The Salon des artistes indépendants. Let’s continue to travel miles of painting
L’Intransigeant, nº 10840, March 20, 1910, pp.1-2.
” Let’s move on to room 19, where are exhibited (…) Doucet, whom Montmartre ball dancers and wretched portraits separate him forever, I hope, from his former friends of the Abbey”

La Vie artistique
L’Intransigeant, nº 11172, February 15, 1911, p. 2.
“At Marseille-et-Vildrac, 16, rue de Seine, Mr. Henri Doucet exhibits a fairly large number of somewhat disparate paintings in which the most distant influences fight; they go from Signac to Georges Desvallières via Gauguin, Marie Laurencin, Le Fauconnier, Verhoeven, or straying towards Lavery. Influences which, in Doucet, are explained by a personality defect, with above all — and this is seen in the progress made in a short time — but before him a will, an emotion, an artistic rectitude that are really praiseworthy. Curious carved woods enhance the interest of this exhibition.”

The Salon des indépendants. The neo-impressionists and the art of the dot. The Russian room, etc. etc
L’Intransigeant, nº 11238, April 22, 1911, p. 1-2.
The last rooms
“I notice (…) landscapes by Henri Doucet.”
The Salon d’automne. The exceptional attention given to Cubism by the press proves its importance
L’Intransigeant, nº 11409, October 10, 1911, p. 2.

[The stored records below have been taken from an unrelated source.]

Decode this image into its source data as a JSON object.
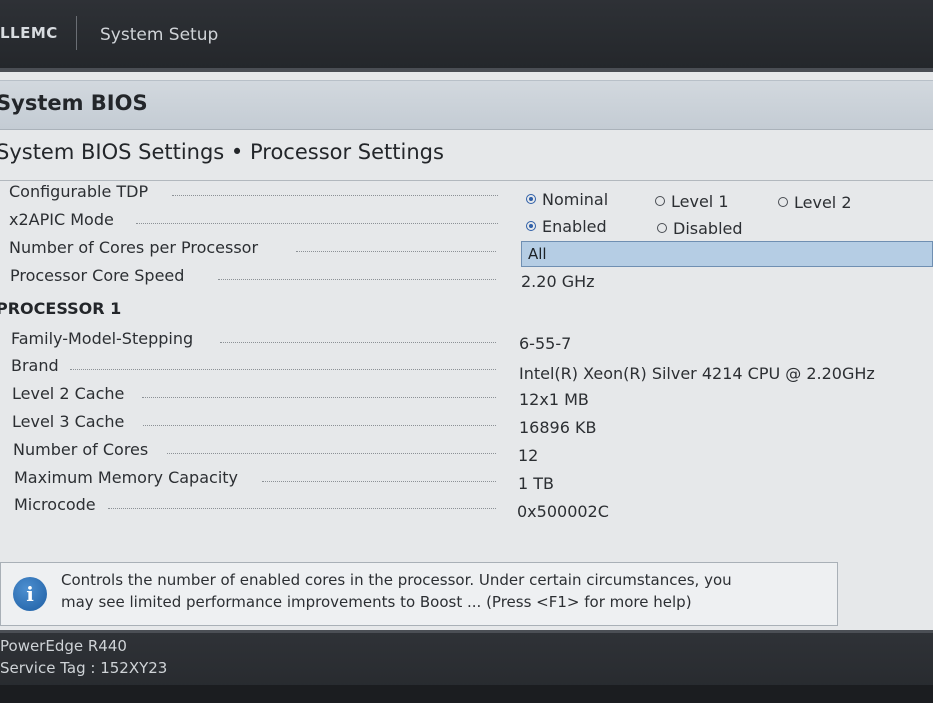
{
  "header": {
    "brand": "DELLEMC",
    "brand_visible": "LLEMC",
    "app_title": "System Setup"
  },
  "section": {
    "title": "System BIOS"
  },
  "page": {
    "subtitle": "System BIOS Settings • Processor Settings"
  },
  "settings": {
    "configurable_tdp": {
      "label": "Configurable TDP",
      "options": [
        "Nominal",
        "Level 1",
        "Level 2"
      ],
      "selected": "Nominal"
    },
    "x2apic_mode": {
      "label": "x2APIC Mode",
      "options": [
        "Enabled",
        "Disabled"
      ],
      "selected": "Enabled"
    },
    "cores_per_processor": {
      "label": "Number of Cores per Processor",
      "value": "All"
    },
    "core_speed": {
      "label": "Processor Core Speed",
      "value": "2.20 GHz"
    }
  },
  "processor1": {
    "heading": "PROCESSOR 1",
    "rows": [
      {
        "label": "Family-Model-Stepping",
        "value": "6-55-7"
      },
      {
        "label": "Brand",
        "value": "Intel(R) Xeon(R) Silver 4214 CPU @ 2.20GHz"
      },
      {
        "label": "Level 2 Cache",
        "value": "12x1 MB"
      },
      {
        "label": "Level 3 Cache",
        "value": "16896 KB"
      },
      {
        "label": "Number of Cores",
        "value": "12"
      },
      {
        "label": "Maximum Memory Capacity",
        "value": "1 TB"
      },
      {
        "label": "Microcode",
        "value": "0x500002C"
      }
    ]
  },
  "help": {
    "icon": "info-icon",
    "line1": "Controls the number of enabled cores in the processor. Under certain circumstances, you",
    "line2": "may see limited performance improvements to Boost ... (Press <F1> for more help)"
  },
  "footer": {
    "model": "PowerEdge R440",
    "service_tag": "Service Tag : 152XY23"
  },
  "colors": {
    "accent": "#2f5fa8",
    "selection": "#b5cde4",
    "chrome": "#2a2d32"
  }
}
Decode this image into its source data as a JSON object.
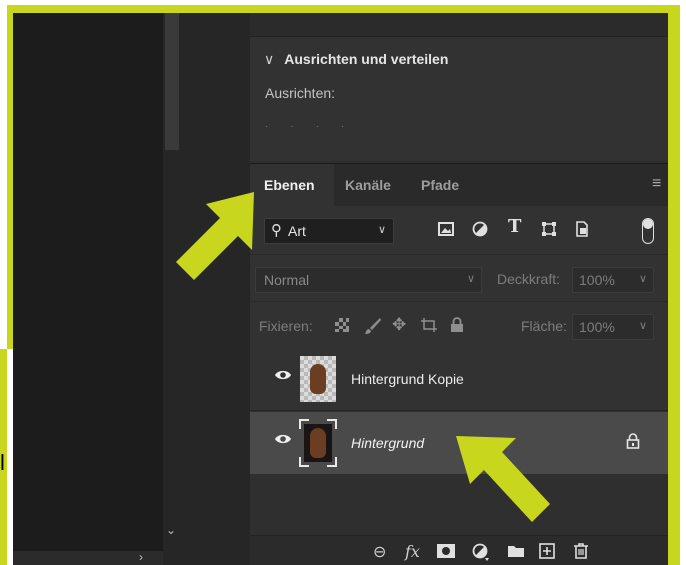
{
  "panels": {
    "align": {
      "title": "Ausrichten und verteilen",
      "subtitle": "Ausrichten:"
    },
    "tabs": [
      {
        "label": "Ebenen",
        "active": true
      },
      {
        "label": "Kanäle",
        "active": false
      },
      {
        "label": "Pfade",
        "active": false
      }
    ],
    "filter": {
      "kind_label": "Art",
      "icons": [
        "image-filter-icon",
        "adjustment-filter-icon",
        "type-filter-icon",
        "shape-filter-icon",
        "smart-object-filter-icon"
      ]
    },
    "blend": {
      "mode": "Normal",
      "opacity_label": "Deckkraft:",
      "opacity_value": "100%"
    },
    "lock": {
      "label": "Fixieren:",
      "fill_label": "Fläche:",
      "fill_value": "100%"
    },
    "layers": [
      {
        "name": "Hintergrund Kopie",
        "italic": false,
        "locked": false,
        "selected": false
      },
      {
        "name": "Hintergrund",
        "italic": true,
        "locked": true,
        "selected": true
      }
    ],
    "bottom_icons": [
      "link-layers-icon",
      "fx-icon",
      "mask-icon",
      "adjustment-layer-icon",
      "group-icon",
      "new-layer-icon",
      "delete-icon"
    ]
  },
  "accent_color": "#c8d61e",
  "cut_off_text": "l"
}
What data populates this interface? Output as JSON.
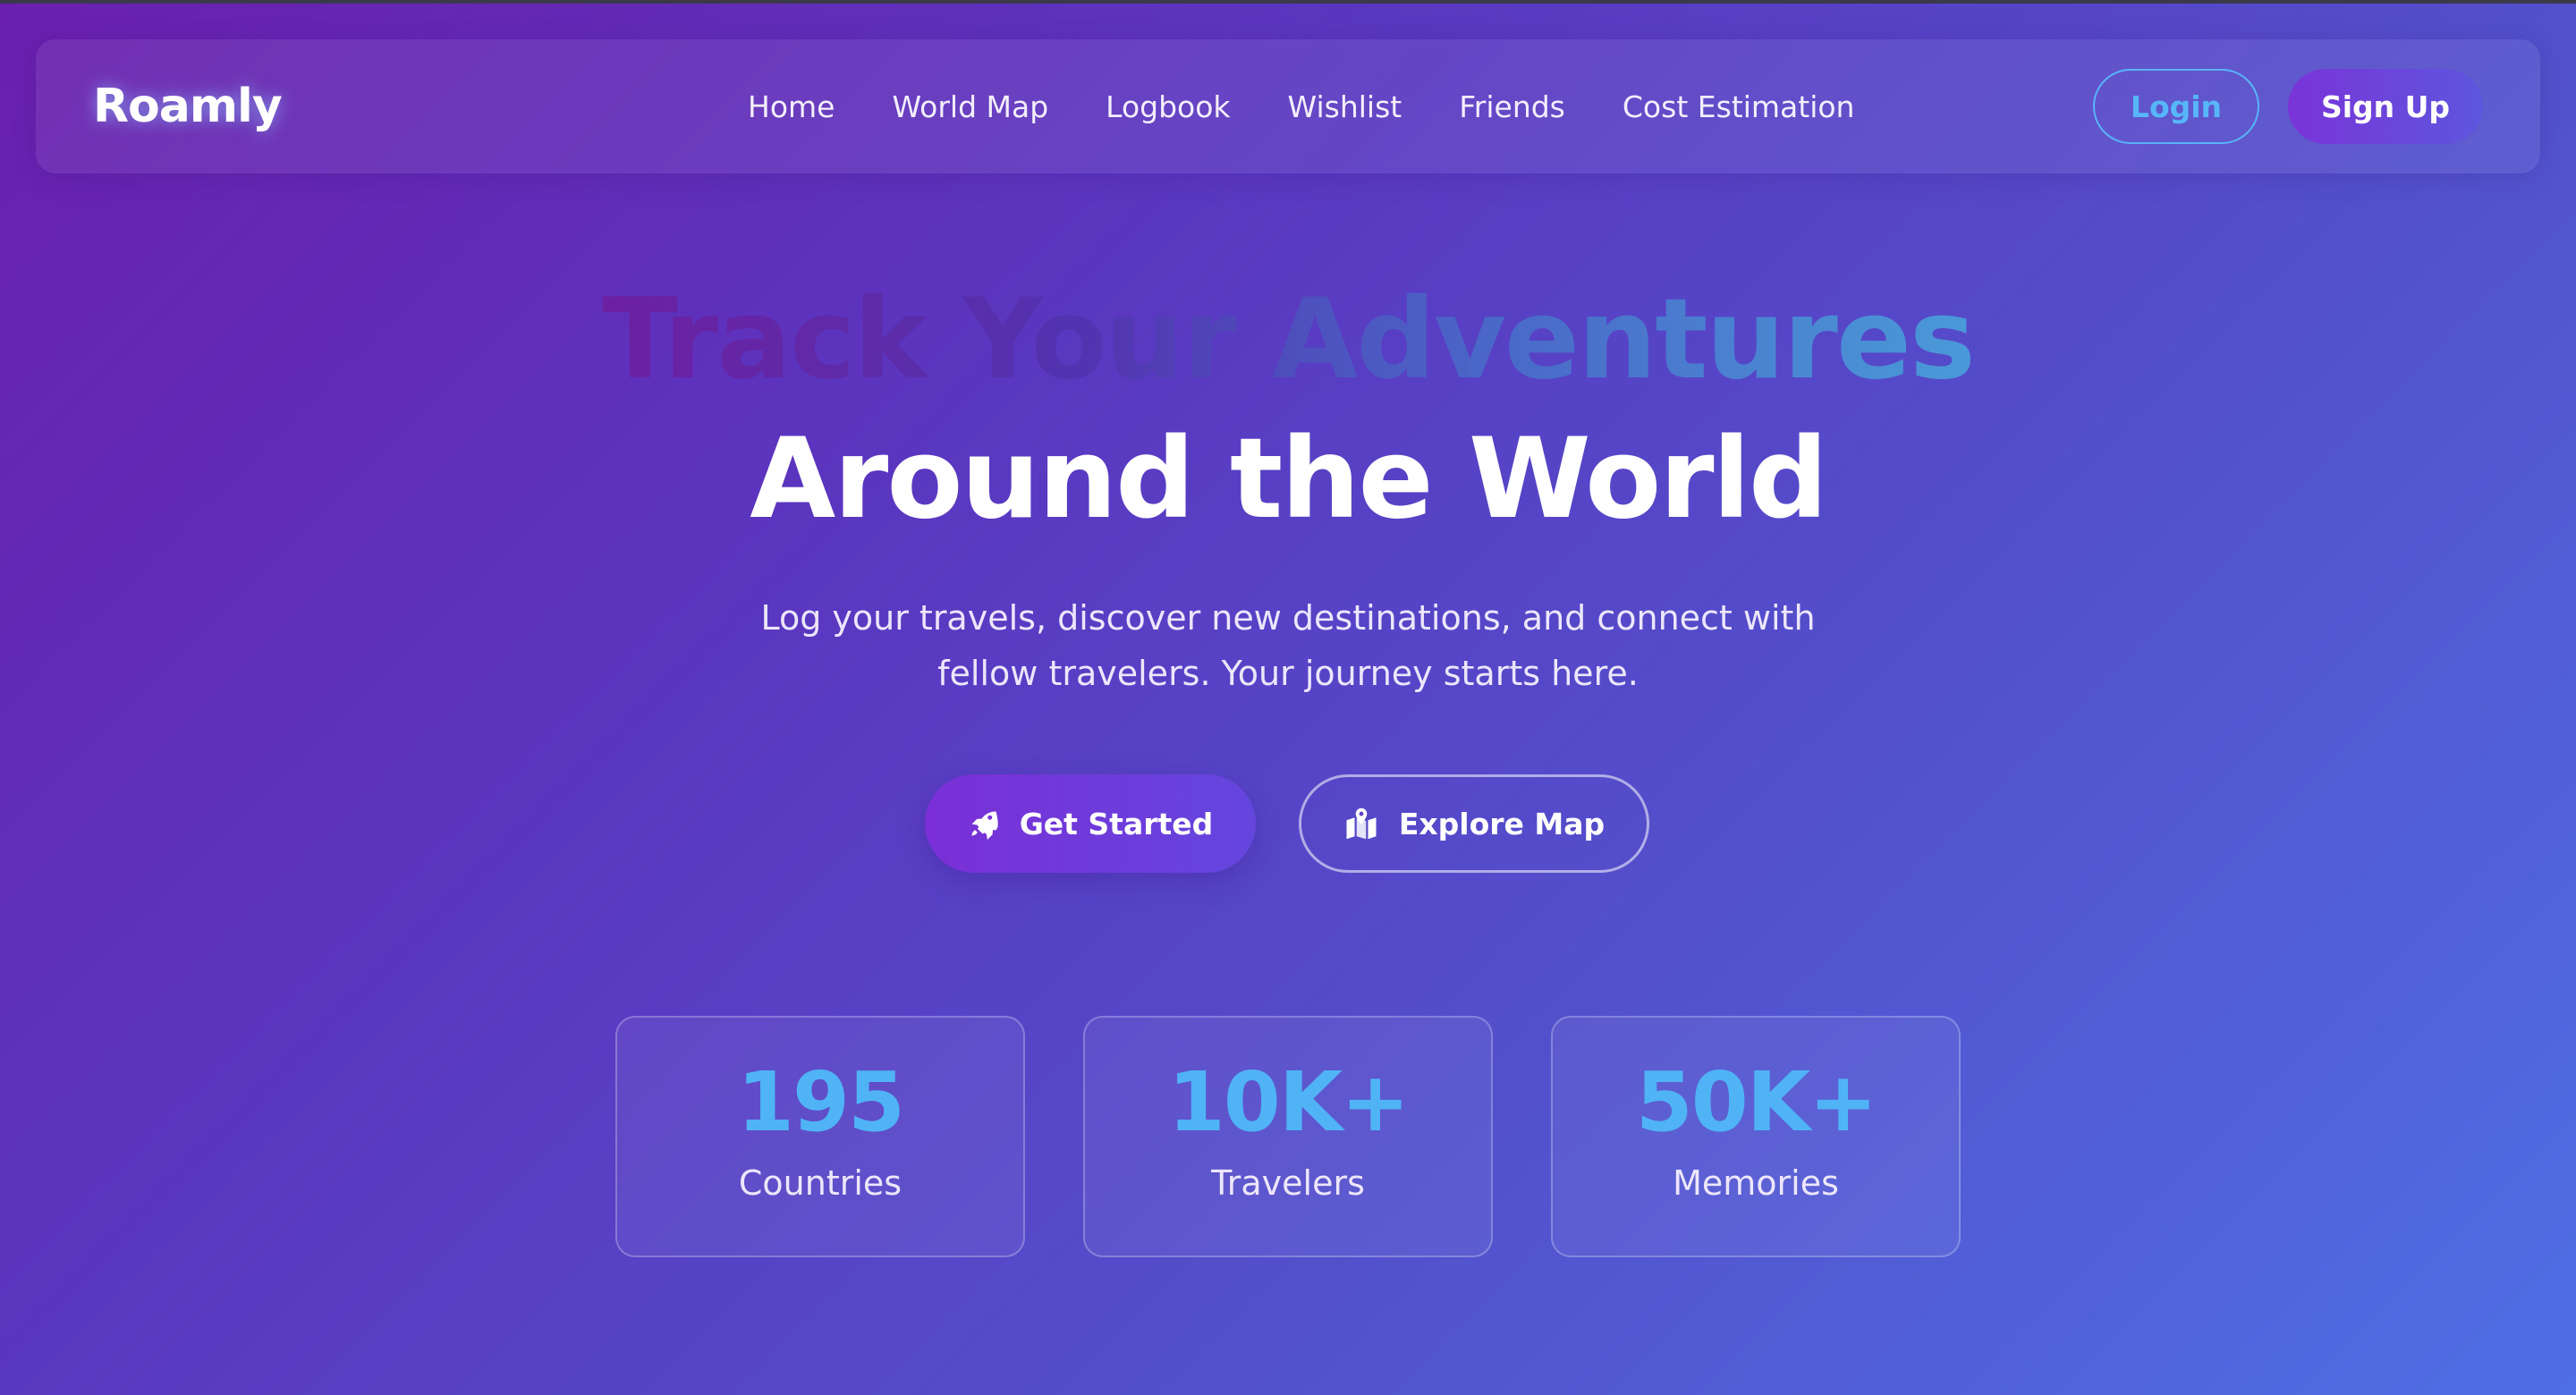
{
  "brand": {
    "name": "Roamly"
  },
  "nav": {
    "links": [
      {
        "label": "Home"
      },
      {
        "label": "World Map"
      },
      {
        "label": "Logbook"
      },
      {
        "label": "Wishlist"
      },
      {
        "label": "Friends"
      },
      {
        "label": "Cost Estimation"
      }
    ],
    "login_label": "Login",
    "signup_label": "Sign Up"
  },
  "hero": {
    "title_line1": "Track Your Adventures",
    "title_line2": "Around the World",
    "subtitle": "Log your travels, discover new destinations, and connect with fellow travelers. Your journey starts here.",
    "primary_button": {
      "label": "Get Started",
      "icon": "rocket-icon"
    },
    "secondary_button": {
      "label": "Explore Map",
      "icon": "map-marked-icon"
    }
  },
  "stats": [
    {
      "value": "195",
      "label": "Countries"
    },
    {
      "value": "10K+",
      "label": "Travelers"
    },
    {
      "value": "50K+",
      "label": "Memories"
    }
  ],
  "colors": {
    "accent_blue": "#4fb3f6",
    "button_purple": "#7a2fd6",
    "background_start": "#6a1fae",
    "background_end": "#4f6fe4"
  }
}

“Here is the powerful Boxing Combat by D. de Segonzac, whose palette, whose means of expression are in progress, the Nude by Albert Moreau, whose melancholic imagination is expressed with great lyricism, the interesting entries of Duchamp, of Kars, of Doucet whose paintings, as well as the important composition of Lhote, the Bordeaux Harbour, seem very out of place in the Cubism room.”
La Vie artistique.French Orientalists. Five painters and an ironworker. Van Dongen
L’Intransigeant, nº 11894, February 6, 1913, p. 2.
“At Druet Gallery, a small Salon opened, bringing together the works of six painters and an ironworker, M. R. Desvallières, which exhibits andirons, a fire guard, a lectern, a tastefully decorated balcon of a simple and delicate taste.
There is sincerity and sensitivity in the paintings of Maurice Asselin.
It must recognize the gifts of MM. Lucien Mainssieux, Claude Rameau and Émile Roustan whose Foresian landscapes are full of emotion. There is more mannerism in Henri Doucet and especially in M. Zak.”
Choses d’art. The Salon d’Automne opening.
L’Intransigeant, nº 12176, November 15, 1913, p. 2.
“The gloomy M. Vallotton mourns room 3 with a painting entitled: Man and woman. Here again are Le Bail and Doucet.”